Out of TownPing
!As of January 1, 2013, Ping has closed for renovations. But has not yet re-opened.
Ping is Portland’s answer to modern Asian fare, presenting a seemingly unpredictable blend of various Asian and Southeast Asian cuisine with a distinctly contemporary, North American twist. It is fusion cuisine to be sure. Something we tend to avoid, but this is Portland — a city full of surprises.
(Above: Beer Fish — beer braised whole tilapia fried and served with chilies, soy, garlic and green onions.)

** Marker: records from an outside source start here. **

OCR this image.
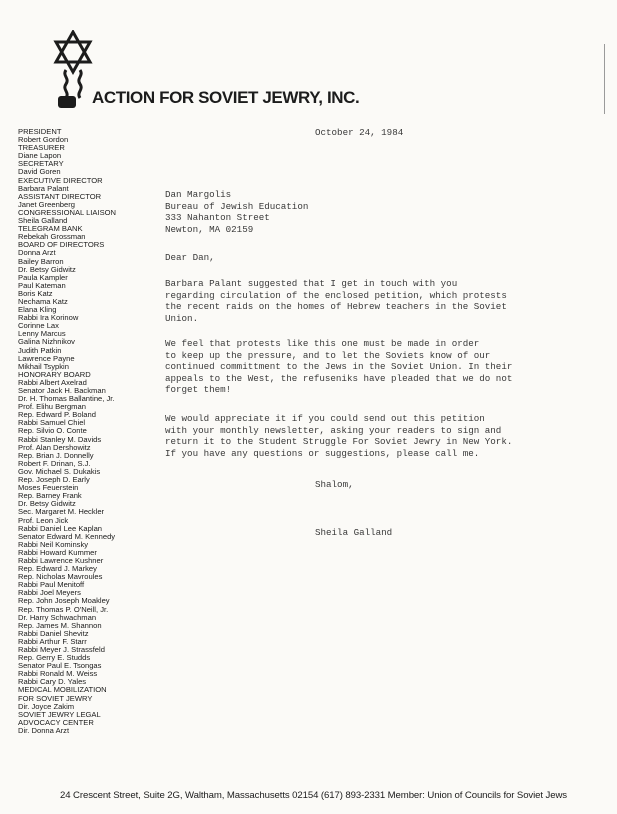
ACTION FOR SOVIET JEWRY, INC.
PRESIDENT
Robert Gordon
TREASURER
Diane Lapon
SECRETARY
David Goren
EXECUTIVE DIRECTOR
Barbara Palant
ASSISTANT DIRECTOR
Janet Greenberg
CONGRESSIONAL LIAISON
Sheila Galland
TELEGRAM BANK
Rebekah Grossman
BOARD OF DIRECTORS
Donna Arzt
Bailey Barron
Dr. Betsy Gidwitz
Paula Kampler
Paul Kateman
Boris Katz
Nechama Katz
Elana Kling
Rabbi Ira Korinow
Corinne Lax
Lenny Marcus
Galina Nizhnikov
Judith Patkin
Lawrence Payne
Mikhail Tsypkin
HONORARY BOARD
Rabbi Albert Axelrad
Senator Jack H. Backman
Dr. H. Thomas Ballantine, Jr.
Prof. Elihu Bergman
Rep. Edward P. Boland
Rabbi Samuel Chiel
Rep. Silvio O. Conte
Rabbi Stanley M. Davids
Prof. Alan Dershowitz
Rep. Brian J. Donnelly
Robert F. Drinan, S.J.
Gov. Michael S. Dukakis
Rep. Joseph D. Early
Moses Feuerstein
Rep. Barney Frank
Dr. Betsy Gidwitz
Sec. Margaret M. Heckler
Prof. Leon Jick
Rabbi Daniel Lee Kaplan
Senator Edward M. Kennedy
Rabbi Neil Kominsky
Rabbi Howard Kummer
Rabbi Lawrence Kushner
Rep. Edward J. Markey
Rep. Nicholas Mavroules
Rabbi Paul Menitoff
Rabbi Joel Meyers
Rep. John Joseph Moakley
Rep. Thomas P. O'Neill, Jr.
Dr. Harry Schwachman
Rep. James M. Shannon
Rabbi Daniel Shevitz
Rabbi Arthur F. Starr
Rabbi Meyer J. Strassfeld
Rep. Gerry E. Studds
Senator Paul E. Tsongas
Rabbi Ronald M. Weiss
Rabbi Cary D. Yales
MEDICAL MOBILIZATION
FOR SOVIET JEWRY
Dir. Joyce Zakim
SOVIET JEWRY LEGAL
ADVOCACY CENTER
Dir. Donna Arzt
October 24, 1984
Dan Margolis
Bureau of Jewish Education
333 Nahanton Street
Newton, MA 02159
Dear Dan,
Barbara Palant suggested that I get in touch with you
regarding circulation of the enclosed petition, which protests
the recent raids on the homes of Hebrew teachers in the Soviet
Union.
We feel that protests like this one must be made in order
to keep up the pressure, and to let the Soviets know of our
continued committment to the Jews in the Soviet Union. In their
appeals to the West, the refuseniks have pleaded that we do not
forget them!
We would appreciate it if you could send out this petition
with your monthly newsletter, asking your readers to sign and
return it to the Student Struggle For Soviet Jewry in New York.
If you have any questions or suggestions, please call me.
Shalom,
Sheila Galland
24 Crescent Street, Suite 2G, Waltham, Massachusetts 02154 (617) 893-2331 Member: Union of Councils for Soviet Jews
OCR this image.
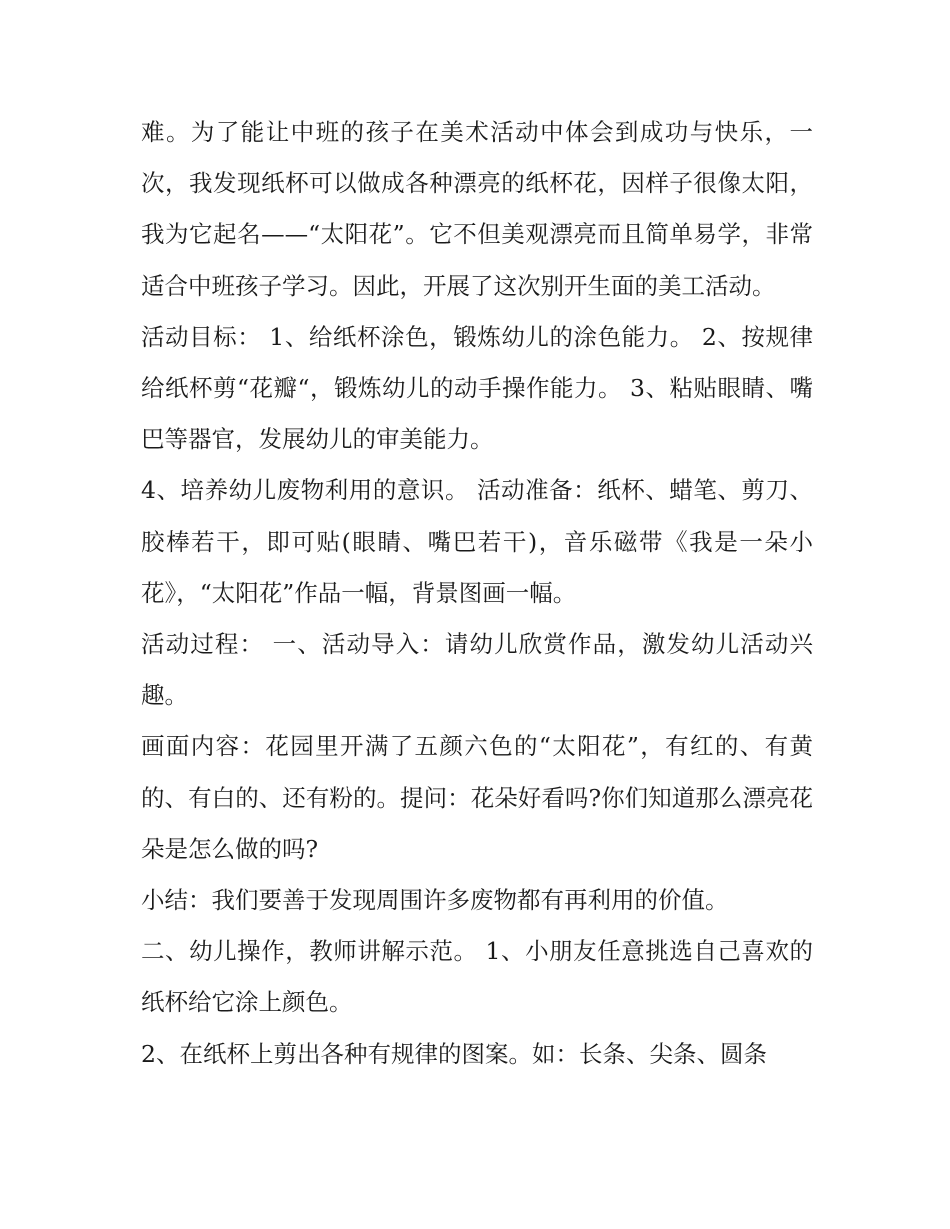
难。为了能让中班的孩子在美术活动中体会到成功与快乐，一次，我发现纸杯可以做成各种漂亮的纸杯花，因样子很像太阳，我为它起名——“太阳花”。它不但美观漂亮而且简单易学，非常适合中班孩子学习。因此，开展了这次别开生面的美工活动。

活动目标： 1、给纸杯涂色，锻炼幼儿的涂色能力。 2、按规律给纸杯剪“花瓣“，锻炼幼儿的动手操作能力。 3、粘贴眼睛、嘴巴等器官，发展幼儿的审美能力。

4、培养幼儿废物利用的意识。 活动准备：纸杯、蜡笔、剪刀、胶棒若干，即可贴(眼睛、嘴巴若干)，音乐磁带《我是一朵小花》，“太阳花”作品一幅，背景图画一幅。

活动过程： 一、活动导入：请幼儿欣赏作品，激发幼儿活动兴趣。

画面内容：花园里开满了五颜六色的“太阳花”，有红的、有黄的、有白的、还有粉的。提问：花朵好看吗?你们知道那么漂亮花朵是怎么做的吗?

小结：我们要善于发现周围许多废物都有再利用的价值。

二、幼儿操作，教师讲解示范。 1、小朋友任意挑选自己喜欢的纸杯给它涂上颜色。

2、在纸杯上剪出各种有规律的图案。如：长条、尖条、圆条
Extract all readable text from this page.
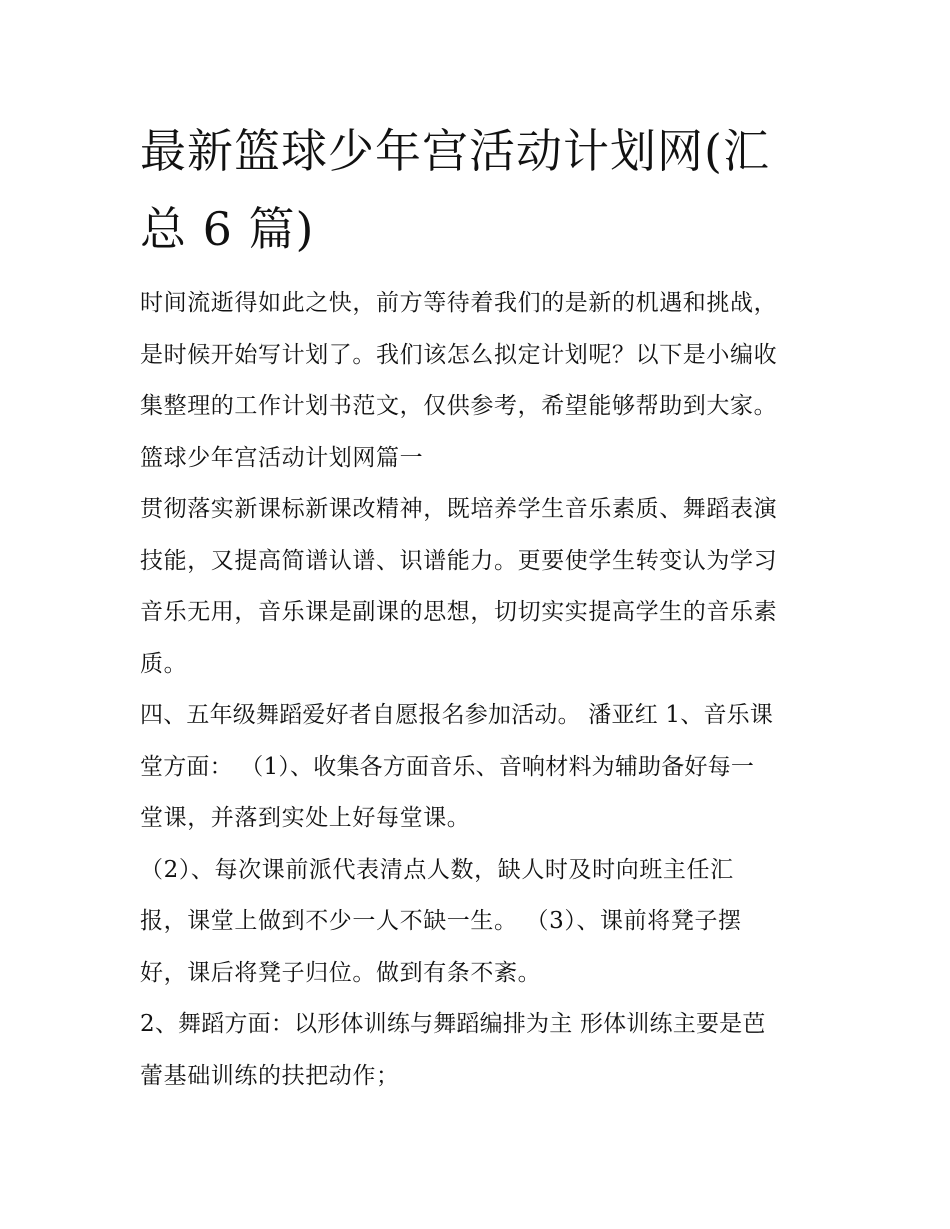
最新篮球少年宫活动计划网(汇
总 6 篇)
时间流逝得如此之快，前方等待着我们的是新的机遇和挑战，
是时候开始写计划了。我们该怎么拟定计划呢？以下是小编收
集整理的工作计划书范文，仅供参考，希望能够帮助到大家。
篮球少年宫活动计划网篇一
贯彻落实新课标新课改精神，既培养学生音乐素质、舞蹈表演
技能，又提高简谱认谱、识谱能力。更要使学生转变认为学习
音乐无用，音乐课是副课的思想，切切实实提高学生的音乐素
质。
四、五年级舞蹈爱好者自愿报名参加活动。 潘亚红 1、音乐课
堂方面： （1）、收集各方面音乐、音响材料为辅助备好每一
堂课，并落到实处上好每堂课。
（2）、每次课前派代表清点人数，缺人时及时向班主任汇
报，课堂上做到不少一人不缺一生。 （3）、课前将凳子摆
好，课后将凳子归位。做到有条不紊。
2、舞蹈方面：以形体训练与舞蹈编排为主 形体训练主要是芭
蕾基础训练的扶把动作；
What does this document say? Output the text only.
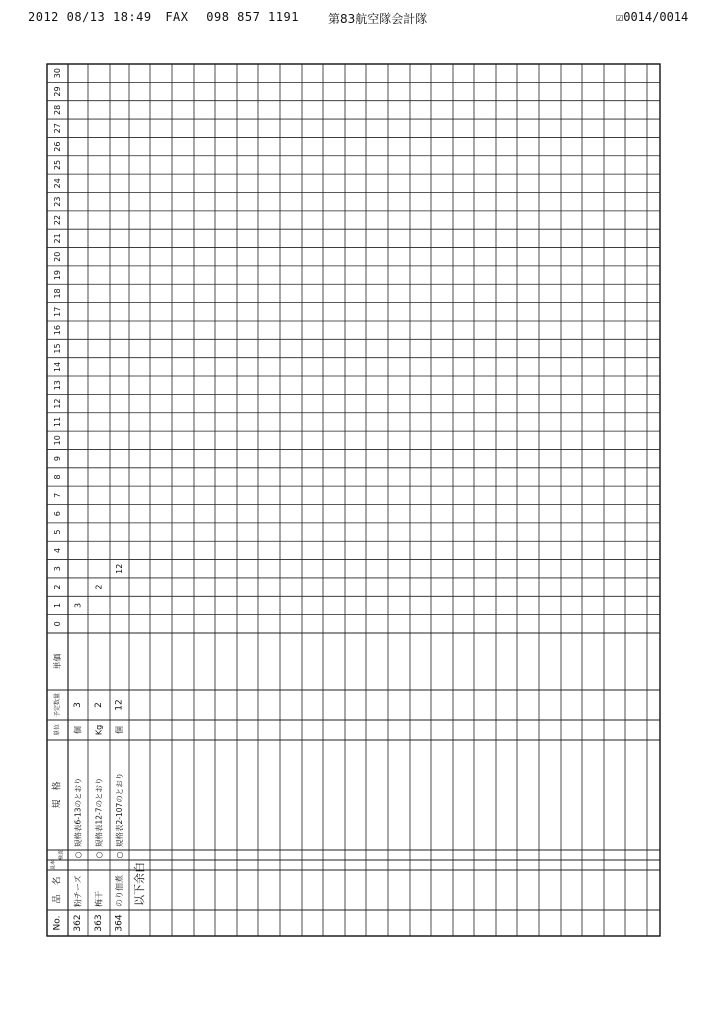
2012 08/13 18:49 FAX 098 857 1191 第83航空隊会計隊	☑0014/0014
No.
品　名
見本
検査
規　格
単位
予定数量
単価
0
1
2
3
4
5
6
7
8
9
10
11
12
13
14
15
16
17
18
19
20
21
22
23
24
25
26
27
28
29
30
362
粉チーズ
○
規格表6-13のとおり
個
3
3
363
梅干
○
規格表12-7のとおり
Kg
2
2
364
のり佃煮
○
規格表2-107のとおり
個
12
12
以下余白
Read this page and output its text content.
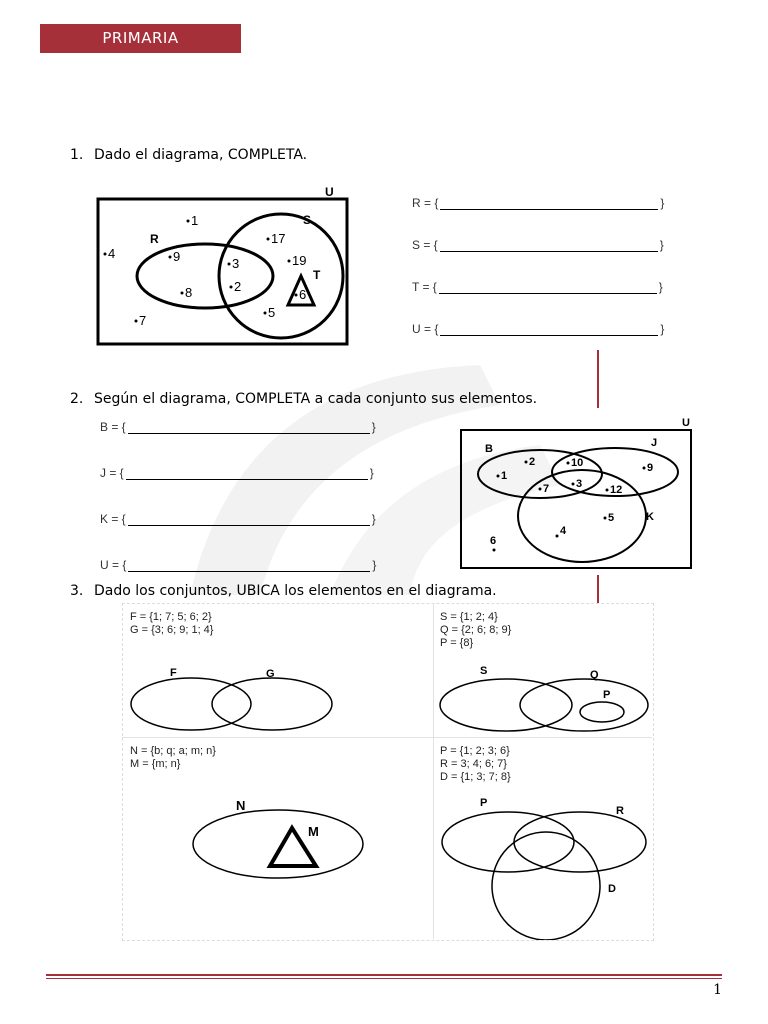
PRIMARIA
1. Dado el diagrama, COMPLETA.
U
R
S
T
1
4	9	3
17
19
8	2
6
5
7
R = {	}
S = {	}
T = {	}
U = {	}
2. Según el diagrama, COMPLETA a cada conjunto sus elementos.
B = {	}
J = {	}
K = {	}
U = {	}
U
B	J
K
2	10	9
1
7 3	12
5
4
6
3. Dado los conjuntos, UBICA los elementos en el diagrama.
F = {1; 7; 5; 6; 2}
G = {3; 6; 9; 1; 4}
F	G
S = {1; 2; 4}
Q = {2; 6; 8; 9}
P = {8}
S	Q
P
N = {b; q; a; m; n}
M = {m; n}
N
M
P = {1; 2; 3; 6}
R = 3; 4; 6; 7}
D = {1; 3; 7; 8}
P
R
D
1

Perched on the corner of Northwest 4th and Northwest Couch street, the stylishly minimalistic Ping sits back humbly into the Chinatown cityscape. The inside exhibits more personality, a mix of loud and subtle colour and patterns with an organized chaos of Asian ghetto and modern American.
(Above: Kitsch decor from Ping throw together a little bit of Asian ghetto and Modern American.)
The menu is a modest size with a good portion favouring street food. We started with the daily special –a fried Tilapia braised in beer and garnished with a light soy sauce, chili pepper and garlic. Ping gets extra points for serving this fish whole: skin, bones, head and all. The tender parts were delectable, while the overcooked portions were grievously tough.
(Top to bottom: 1. Marionberry drinking vinegar. 2. Taiwan beer, FTW.)
Our meal was accompanied by a Marionberry flavoured drinking vinegar: a refreshing selzter concoction with the tartness of a light lemonade, and isn’t as acrid as the drink’s name would suggest. Taiwan Beer, a light (very light) brew I’ve rarely seen outside of Taiwan, paired nicely with the fried fish.
(Above: Kopitiam toast, spread with kaya, a pandanus flavoured coconut jam.)
We finished with a Kopitiam toast which was similar to the Hong Kong style toast and sweetened condensed milk we were more familiar with, but was instead topped with the more viscous, coconut flavoured Kaya spread.
Our meal came to just over $40 including tips. The service was amiable, and the dishes at Ping were enjoyable. We’d certainly look into trying out some of their more street food inspired fare.